Borjali et al.15 similarly applied a CNN to identify the design of nine different THA femoral implants from AP hip radiograph. Although limited by the volume of radiographs trained, this study showed that a deep-learning algorithm was capable of recognizing the unique femoral stem design features of a hip arthroplasty implant.

Karnuta et al.14 reported in the other study that their deep learning model using 1766 AP hip radiographs could discriminate successfully 18 hip implant models.

The study by Murphy et al.16 showed the impact artificial neural network architecture might play in test performance, ranging anywhere from 46.60 to 91.67% accuracy in test data depending on the architectures chosen.

However, all these four studies were only capable of identifying the femoral component of the implant, without paying attention to the identification ability of the deep-learning system to include the acetabular component of the implant.

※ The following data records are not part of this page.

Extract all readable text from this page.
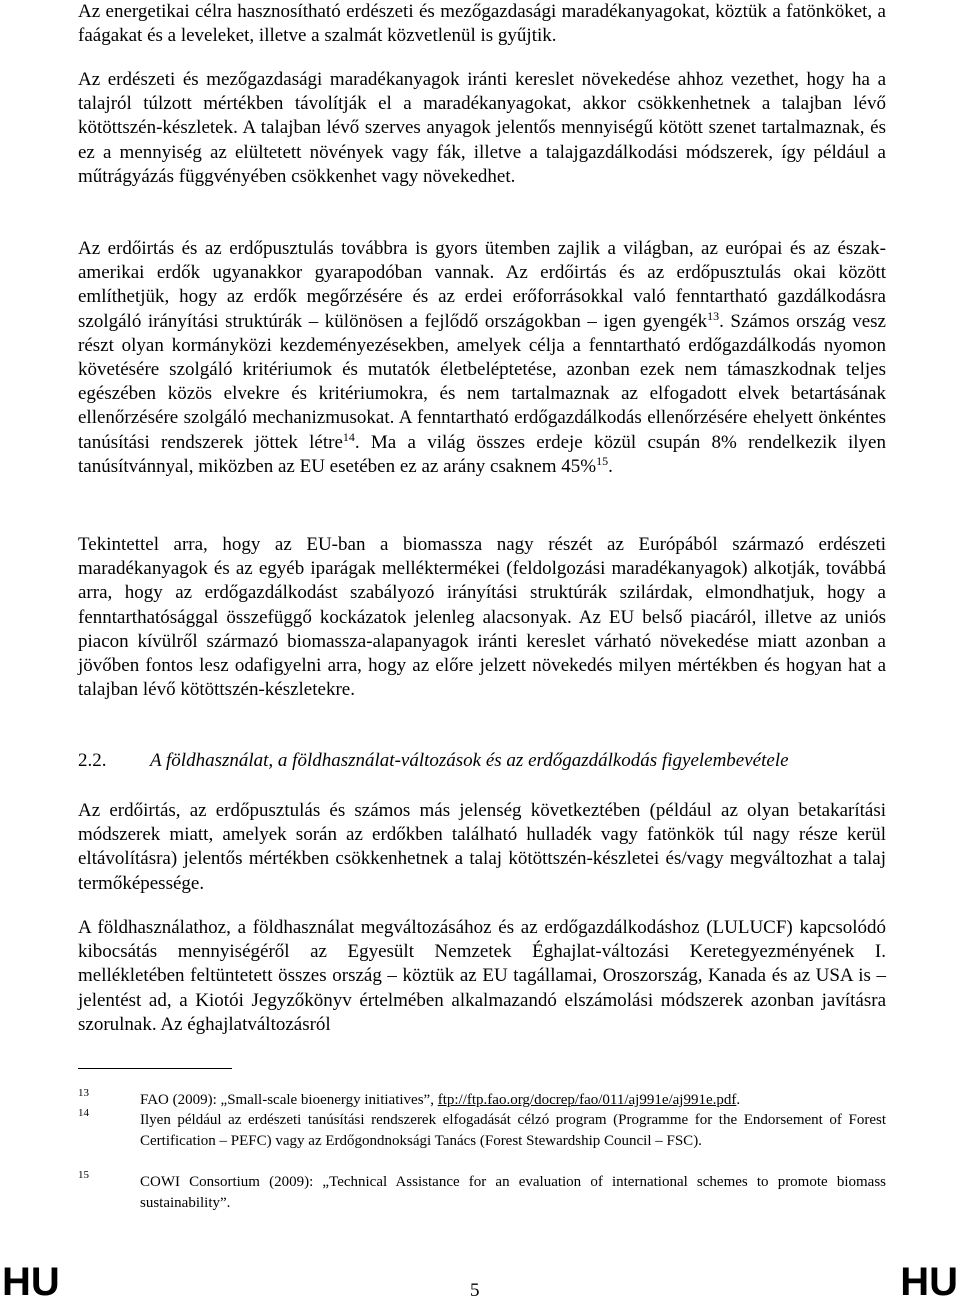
Az energetikai célra hasznosítható erdészeti és mezőgazdasági maradékanyagokat, köztük a fatönköket, a faágakat és a leveleket, illetve a szalmát közvetlenül is gyűjtik.

Az erdészeti és mezőgazdasági maradékanyagok iránti kereslet növekedése ahhoz vezethet, hogy ha a talajról túlzott mértékben távolítják el a maradékanyagokat, akkor csökkenhetnek a talajban lévő kötöttszén-készletek. A talajban lévő szerves anyagok jelentős mennyiségű kötött szenet tartalmaznak, és ez a mennyiség az elültetett növények vagy fák, illetve a talajgazdálkodási módszerek, így például a műtrágyázás függvényében csökkenhet vagy növekedhet.

Az erdőirtás és az erdőpusztulás továbbra is gyors ütemben zajlik a világban, az európai és az észak-amerikai erdők ugyanakkor gyarapodóban vannak. Az erdőirtás és az erdőpusztulás okai között említhetjük, hogy az erdők megőrzésére és az erdei erőforrásokkal való fenntartható gazdálkodásra szolgáló irányítási struktúrák – különösen a fejlődő országokban – igen gyengék$^{13}$. Számos ország vesz részt olyan kormányközi kezdeményezésekben, amelyek célja a fenntartható erdőgazdálkodás nyomon követésére szolgáló kritériumok és mutatók életbeléptetése, azonban ezek nem támaszkodnak teljes egészében közös elvekre és kritériumokra, és nem tartalmaznak az elfogadott elvek betartásának ellenőrzésére szolgáló mechanizmusokat. A fenntartható erdőgazdálkodás ellenőrzésére ehelyett önkéntes tanúsítási rendszerek jöttek létre$^{14}$. Ma a világ összes erdeje közül csupán 8% rendelkezik ilyen tanúsítvánnyal, miközben az EU esetében ez az arány csaknem 45%$^{15}$.

Tekintettel arra, hogy az EU-ban a biomassza nagy részét az Európából származó erdészeti maradékanyagok és az egyéb iparágak melléktermékei (feldolgozási maradékanyagok) alkotják, továbbá arra, hogy az erdőgazdálkodást szabályozó irányítási struktúrák szilárdak, elmondhatjuk, hogy a fenntarthatósággal összefüggő kockázatok jelenleg alacsonyak. Az EU belső piacáról, illetve az uniós piacon kívülről származó biomassza-alapanyagok iránti kereslet várható növekedése miatt azonban a jövőben fontos lesz odafigyelni arra, hogy az előre jelzett növekedés milyen mértékben és hogyan hat a talajban lévő kötöttszén-készletekre.

2.2. A földhasználat, a földhasználat-változások és az erdőgazdálkodás figyelembevétele

Az erdőirtás, az erdőpusztulás és számos más jelenség következtében (például az olyan betakarítási módszerek miatt, amelyek során az erdőkben található hulladék vagy fatönkök túl nagy része kerül eltávolításra) jelentős mértékben csökkenhetnek a talaj kötöttszén-készletei és/vagy megváltozhat a talaj termőképessége.

A földhasználathoz, a földhasználat megváltozásához és az erdőgazdálkodáshoz (LULUCF) kapcsolódó kibocsátás mennyiségéről az Egyesült Nemzetek Éghajlat-változási Keretegyezményének I. mellékletében feltüntetett összes ország – köztük az EU tagállamai, Oroszország, Kanada és az USA is – jelentést ad, a Kiotói Jegyzőkönyv értelmében alkalmazandó elszámolási módszerek azonban javításra szorulnak. Az éghajlatváltozásról

13	FAO (2009): „Small-scale bioenergy initiatives”, ftp://ftp.fao.org/docrep/fao/011/aj991e/aj991e.pdf.
14	Ilyen például az erdészeti tanúsítási rendszerek elfogadását célzó program (Programme for the Endorsement of Forest Certification – PEFC) vagy az Erdőgondnoksági Tanács (Forest Stewardship Council – FSC).
15	COWI Consortium (2009): „Technical Assistance for an evaluation of international schemes to promote biomass sustainability”.
HU	5	HU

In our study, the deep learning model developed from the AP view of hip radiographs represents the first advanced artificial intelligence model in identifying both the femoral component and the acetabular component of the implant from radiographs. Although the AP view of hip radiographs of different cup implants have similar appearances and are almost indistinguishable for human, the classification accuracy of our deep learning method is quite high (up to 83.7%). Furthermore, the accuracy of our method is higher than some of the previously proposed methods for stem implant identification. Finally, we propose two ways of combining the power of images of both the cup implants and stem implants. One is training with the original uncut images with both stem and cup parts, and the other one is integrating the outputs of stem networks and cup networks with a feed-forward network that mimics a weighted-voting procedure. Our results show that our deep-learning based models can achieve excellent classification results when trained with either images of stem implants, images of cup implants, or images of stem implants and cup implants together. Although in the results we observed that combining stem implants and cup implants did not lead to models with superior performance than only using the stem images, the joint-network we propose can be a meaningful procedure to utilize both stem implants and cup implants and may demonstrate superior performance in classification of implants of other models.

This study has several limitations.

First, the data come from only one institution, the number of images for each brand implant was highly varied because the contractual relationship between the single institution and different manufactures has been changing over the past 10 years. This could result in an imbalance in trained implant data.

Second, our algorithm was trained with only 4 hip arthroplasty implants; therefore, the data was limited to these models alone and should not be generalized to identify other models.

Third, clearly the CNN remains a less commonly studied model as it is technologically demanding and requires access to numerous data, a team involving a surgeon, radiologist, and computer scientist to apply the deep learning models prior to implementing this type of solution in clinical practice.

Conclusion

In conclusion, the technology behind machine learning is exponentially advancing and the enthusiasm for AI in healthcare is growing. With this study, we have demonstrated that a deep learning algorithm can identify the design of 4 different hip arthroplasty implants from AP hip radiograph. These findings suggest that this technology has the potential to classify hip implants prior to revision surgery, thus saving significant time, and reducing perioperative morbidity and healthcare cost. It is hoped that it can be used to collect large-scale implant information and may be applied to mobile phone applications in the future22.